Bewachungsgewerbe: Unterrichtung oder Prüfung
Die Einführung der Sachkundeprüfung im Bewachungsgewerbe führt zu Abgrenzungsproblemen. Nur "wer gewerbsmäßig Leben oder Eigentum fremder Personen bewachen will“, muss eine Unterrichtung oder Sachkundeprüfung vorweisen.

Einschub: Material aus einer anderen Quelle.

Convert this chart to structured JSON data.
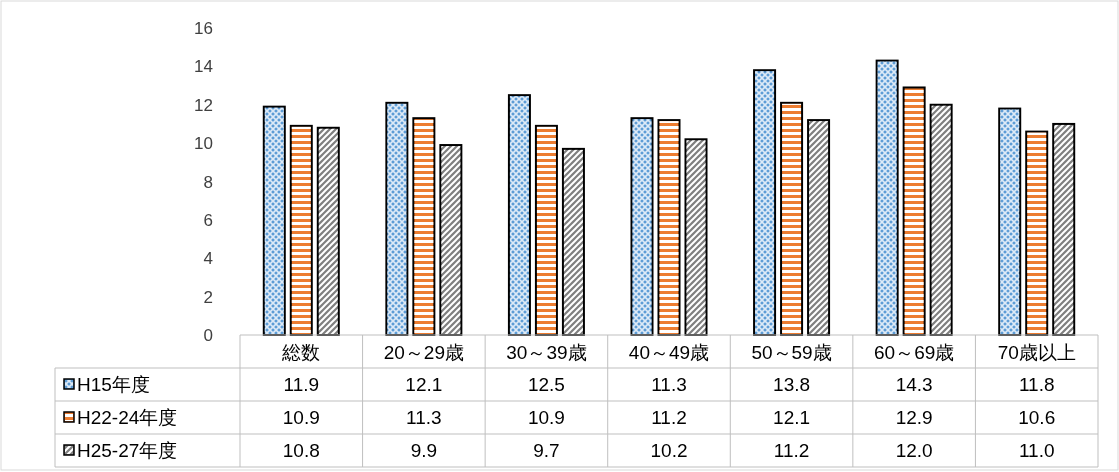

Diese fünf Tätigkeitsgebiete:
- Kontrollgänge im öffentlichen Verkehrsraum oder in Hausrechtsbereichen mit tatsächlich öffentlichem Verkehr,
- Schutz vor Ladendieben,
- Bewachung im Einlassbereich gastgewerblicher Diskotheken,
- leitende Bewachung von Aufnahmeeinrichtungen, Gemeinschaftsunterkünften und anderen Immobilien und Einrichtungen, die der auch vorübergehenden amtlichen Unterbringung von Asylsuchenden oder Flüchtlingen dienen, und
- leitende Bewachung von zugangsgeschützten Großveranstaltungen,
hat der Gesetzgeber dem Erfordernis einer Sachkundeprüfung zugeordnet.
Für die übrigen Tätigkeiten reicht die Teilnahme an einer Unterrichtung aus. Die Unterrichtung muss mindestens 40 Unterrichtsstunden umfassen.
Die verschiedenen Tätigkeitsgebiete der Sicherheitsdienstleister müssen ausgelegt und Fallgestaltungen aus der Praxis daraufhin überprüft werden, ob sie unter den Anwendungsbereich der Sachkundeprüfung fallen. Im Folgenden finden Sie eine erste unverbindliche Zuordnung verschiedener Bewachungstätigkeiten auf Grundlage der Gesetzesbegründung und von Gesprächen mit Vertretern der Gewerbeämter. Es ist letztendlich entscheidend, wie die Gewerbeämter einzelne Tätigkeitsbereiche zuordnen. Die Industrie- und Handelskammern haben dabei lediglich beratende Funktion.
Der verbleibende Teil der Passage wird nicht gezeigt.